Motivation 3

Motivation, 2.

I practiced a certain meditation technique in which I did my best to rouse a goal system that was more selfless than the one I have by default. In Crystal Society terms, I worked on replacing my Safety and Face with a Sacrifice and Heart. As a result, I suffered less.

This leads me into a concern regarding Coherent Extrapolated Volition, which as I understand it is the current candidate for “goal system least likely to be catastrophic if we successfully programmed it into a superintelligent AI.” Having thought about it, it doesn’t seem like a real concern, but I want to preserve my thought process about it in case it’s useful, perhaps either to monastics thinking about AI safety or to AI safety people thinking about monastics thinking about AI safety.

The concern is basically: is CEV just going to extrapolate selfish desire that perpetuates suffering?

The natural response is “no, because you don’t want that.”

So the actual concern is more subtle than this. I’ll do my best here to articulate a hypothesis that I assign moderate confidence to, but that is hard to understand: the hypothesis is that merely getting what I want leads to suffering.

It is, of course, textbook Buddhism.

That’s not why I believe it.

You’ll have to take my word for this, but I didn’t type that because I was thinking about the Four Noble Truths and wanted to figure out how to put the second one into words. I typed that because I was thinking about how to put into words a strange phenomenon I’d noticed in direct experience. Once I typed it, I then could look at it and say “oh, that’s just the second noble truth.” But I actually didn’t notice that until I’d typed it.

(Maybe you think that I’ve been so indoctrinated into Buddhism that it’s become subconscious, that its memes have woven themselves into my deep mind and are biasing my experience at a level below thought. I have no real response to that, aside from to say that I still don’t feel at all comfortable with Buddhism on any level, don’t identify as Buddhist, and haven’t done any intentional study of Buddhist texts.

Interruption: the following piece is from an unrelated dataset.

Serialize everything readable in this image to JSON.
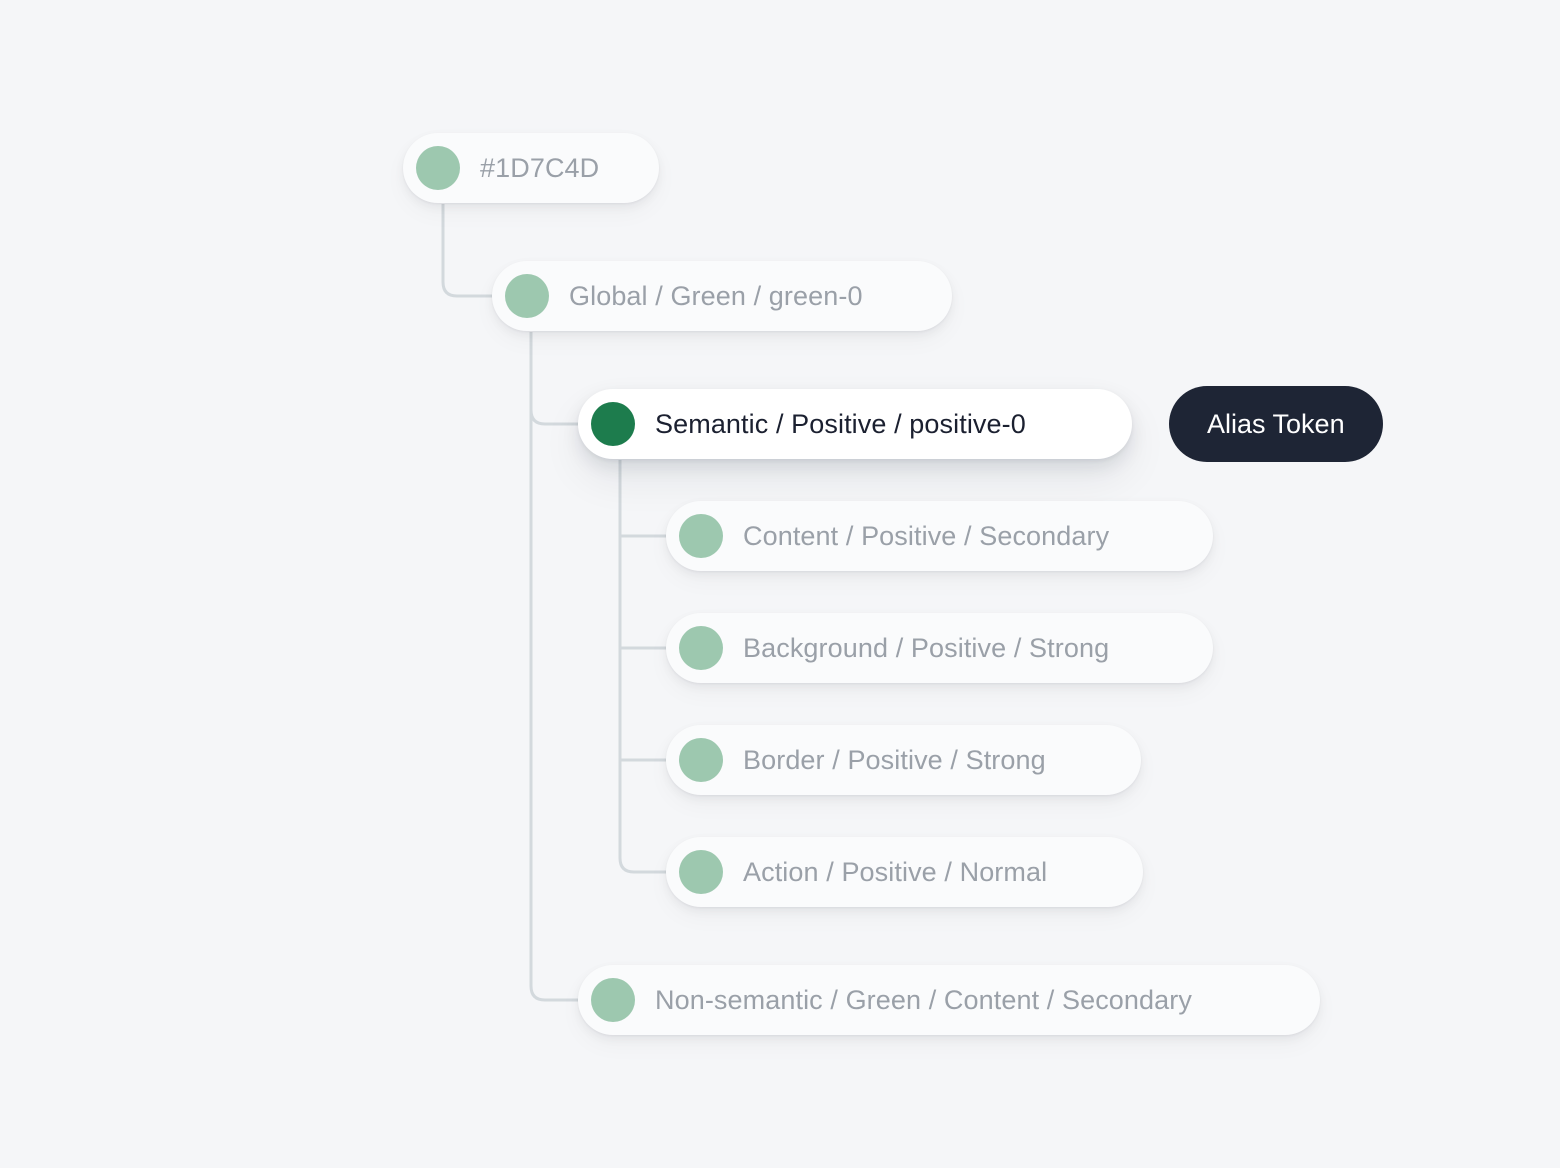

So maybe it’s true, but I don’t see a clear mechanism for it.)

So but the reason I believe that hypothesis is that I’ve tried again and again to experimentally falsify it, and have not been successful. I reliably suffer after getting what I want (and I’m confident I could come up with 10 examples on the spot). I reliably don’t suffer after letting go of what I want (again, confident I could do 10). I rarely or never don’t suffer after getting what I want (number of observed cases where this has clearly happened: 0, although the tendency for this is for it to be kind of hazy—there are far more cases where I’m not sure). And I can’t even imagine a mechanism by which I would suffer from letting go of what I want. (Strawman mechanism: your desires are produced by evolution to keep you in homeostasis, and being outside of homeostasis is suffering. Response: in my experience, no, it isn’t. Being outside of homeostasis and wanting to be in homeostasis is suffering. Goto 10.)

The thing is, I wouldn’t have come to this conclusion by thinking about it. No matter how much I thought about it, I wouldn’t have discovered it. I don’t think it even would’ve occurred to me unless I’d looked carefully at the results of lots of experiments of the sort, and I don’t know where I would’ve gotten the idea to do that investigation unless someone had suggested that I do it.

But of course the AI computing CEV would quickly realize that people wanted things that aligned with actual experience, so it/we would start experimenting, and to the extent that this is real, it/we would realize it. So there’s no concern here. So, great, CEV wins out against this particular uninformed, hand-wavy investigation.